The difficulty for the government lies in its essential structural weakness in the state and the burden of an unpopular Coalition government in Canberra, which was underscored by a poor result for the Liberals at the 2016 federal double dissolution election, which cost it all three of its House of Representatives seats. Alarmingly for the Hodgman government, these were the the northern Tasmanian seats of Bass, Braddon and Lyons, which had been the key to the party's success at the 2014 state election.

Labor in opposition

Bryan Green emerged at the head of Labor's decimated ranks after the 2014 election, perhaps owing to the fact that a more likely contender, David O'Byrne, had lost his seat in Franklin, where Lara Giddings was Labor's only survivor. Green had limited success in cutting through as Opposition Leader, and polling suggested a softening in Liberal support evident from last 2016 had been more to the advantage of independents and minor parties than to Labor.

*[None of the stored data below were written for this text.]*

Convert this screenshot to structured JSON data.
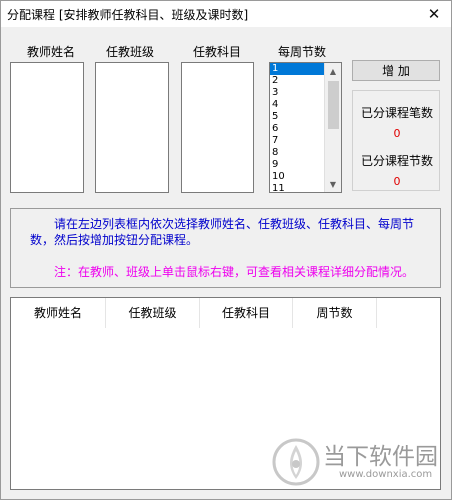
{
  "window": {
    "title": "分配课程 [安排教师任教科目、班级及课时数]",
    "close_glyph": "✕"
  },
  "columns": {
    "teacher_label": "教师姓名",
    "class_label": "任教班级",
    "subject_label": "任教科目",
    "weekly_label": "每周节数"
  },
  "weekly_list": {
    "items": [
      "1",
      "2",
      "3",
      "4",
      "5",
      "6",
      "7",
      "8",
      "9",
      "10",
      "11"
    ],
    "selected": "1"
  },
  "add_button": {
    "label": "增 加"
  },
  "stats": {
    "count_label": "已分课程笔数",
    "count_value": "0",
    "periods_label": "已分课程节数",
    "periods_value": "0"
  },
  "info": {
    "instruction": "请在左边列表框内依次选择教师姓名、任教班级、任教科目、每周节数，然后按增加按钮分配课程。",
    "note": "注：在教师、班级上单击鼠标右键，可查看相关课程详细分配情况。"
  },
  "grid": {
    "headers": [
      "教师姓名",
      "任教班级",
      "任教科目",
      "周节数"
    ]
  },
  "watermark": {
    "name": "当下软件园",
    "url": "www.downxia.com"
  },
  "colors": {
    "info_blue": "#0000cc",
    "note_magenta": "#ee00ee",
    "stat_red": "#e00000",
    "selection": "#0078d7"
  },
  "icons": {
    "close": "close-icon",
    "scroll_up": "scroll-up-arrow-icon",
    "scroll_down": "scroll-down-arrow-icon",
    "watermark_logo": "downxia-logo-icon"
  }
}
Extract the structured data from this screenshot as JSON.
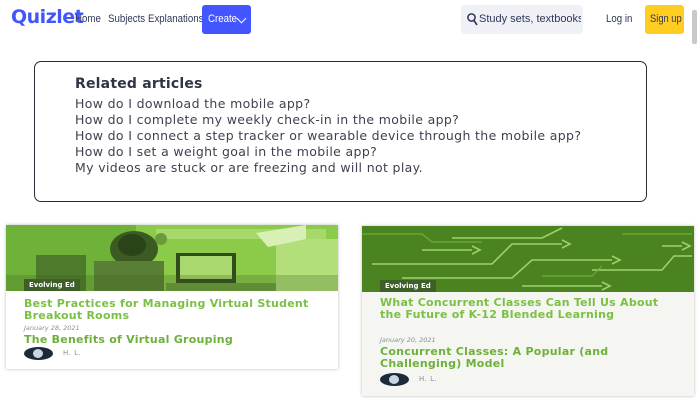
{
  "header": {
    "logo": "Quizlet",
    "nav": [
      {
        "label": "Home"
      },
      {
        "label": "Subjects"
      },
      {
        "label": "Explanations"
      }
    ],
    "create_label": "Create",
    "search_placeholder": "Study sets, textbooks, ...",
    "login_label": "Log in",
    "signup_label": "Sign up",
    "colors": {
      "brand": "#4255ff",
      "signup": "#ffcd1f"
    }
  },
  "related": {
    "title": "Related articles",
    "items": [
      "How do I download the mobile app?",
      "How do I complete my weekly check-in in the mobile app?",
      "How do I connect a step tracker or wearable device through the mobile app?",
      "How do I set a weight goal in the mobile app?",
      "My videos are stuck or are freezing and will not play."
    ]
  },
  "cards": [
    {
      "badge": "Evolving Ed",
      "title": "Best Practices for Managing Virtual Student Breakout Rooms",
      "date": "January 28, 2021",
      "subtitle": "The Benefits of Virtual Grouping",
      "author": "H. L.",
      "image_icon": "child-at-laptop-image"
    },
    {
      "badge": "Evolving Ed",
      "title": "What Concurrent Classes Can Tell Us About the Future of K-12 Blended Learning",
      "date": "January 20, 2021",
      "subtitle": "Concurrent Classes: A Popular (and Challenging) Model",
      "author": "H. L.",
      "image_icon": "arrows-pattern-image"
    }
  ],
  "accent_colors": {
    "card_title": "#7ac043",
    "badge_bg": "#3e5e2a"
  }
}
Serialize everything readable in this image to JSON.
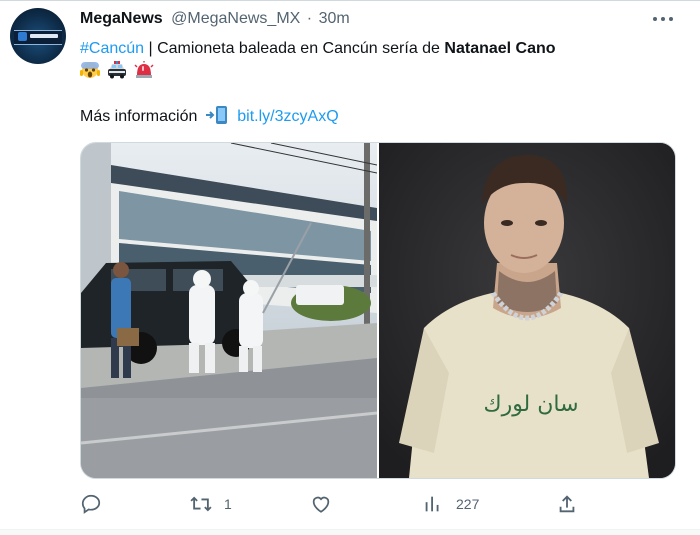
{
  "tweet": {
    "author_name": "MegaNews",
    "author_handle": "@MegaNews_MX",
    "separator": "·",
    "time": "30m",
    "avatar_text": "MEGA NEWS",
    "hashtag": "#Cancún",
    "text_body": " | Camioneta baleada en Cancún sería de ",
    "text_bold": "Natanael Cano",
    "emojis": [
      "scream-emoji",
      "police-car-emoji",
      "rotating-light-emoji"
    ],
    "more_info_label": "Más información",
    "more_info_icon": "mobile-phone-arrow-emoji",
    "link_text": "bit.ly/3zcyAxQ"
  },
  "media": {
    "left_photo": "crime-scene-photo",
    "right_photo": "portrait-photo",
    "shirt_text": "ﺳﺎﻥ ﻟﻮﺭﻙ"
  },
  "actions": {
    "reply": {
      "icon": "reply-icon",
      "count": ""
    },
    "retweet": {
      "icon": "retweet-icon",
      "count": "1"
    },
    "like": {
      "icon": "like-icon",
      "count": ""
    },
    "views": {
      "icon": "views-icon",
      "count": "227"
    },
    "share": {
      "icon": "share-icon",
      "count": ""
    }
  },
  "colors": {
    "accent": "#1d9bf0",
    "muted": "#536471",
    "text": "#0f1419"
  }
}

He also carried baggage from two criminal trials he had faced over a decision he made as a minister in 2006 to award two former Labor ministers a monopoly position in building industry accreditation.

In March 2017, reports suggested Lara Giddings was under growing pressure to quit parliament so that David O'Byrne could take her seat and replace Green as leader. Any such move was forestalled when Green announced his resignation both from parliament and the leadership. His unopposed successor was Rebecca White, despite reported qualms from Left faction leaders over what The Mercury described as her “independent streak”. White came to parliament in 2010 at the age of 27, when she won one of Labor's two seats in Lyons at the expense of two of the party's sitting members. Although her ministerial experience was limited to three months as Human Services Minister, polling conducted in 2014 and 2015 found her strongly favoured ahead of both Green and O'Byrne to lead the party. More recently, polls have credited her with a lead over Will Hodgman as preferred Premier, and Labor with support at least sufficient to cost the government its majority.

Minor party contenders

After being reduced from five seats to three at the 2014 election, and slumping from an unprecedented height of 21.6% of the statewide vote in 2010 to 13.8%, the Greens have gone through further turmoil with the departure of two of their three members over the past term. Nick McKim stood aside as leader after the election in favour of Kim Booth, and moved to the Senate in August 2015 to fill the vacancy created by Christine Milne's retirement. Booth himself had resigned from parliament the previous May, citing family reasons and the need for renewal. The party has since been led by Cassy O'Connor, its member for Denison.

The Greens have been the only presence on the cross bench since 1998, and the experience of 2010 in particular suggested the Liberals would need to govern either with a parliamentary majority or not at all. However, the recent emergence of the Jacqui Lambie Network opens a potential pathway for the Liberals to hold on to government if they fall one short. The party is fielding candidates in the three divisions outside Hobart, and could potentially secure a seat in Braddon on the strength of Lambie's popularity around her home town of Burnie. There were suggestions she might seek election there herself after she was disqualified from the Senate over her dual citizenship in November 2017, but she declared herself set on a return to federal politics.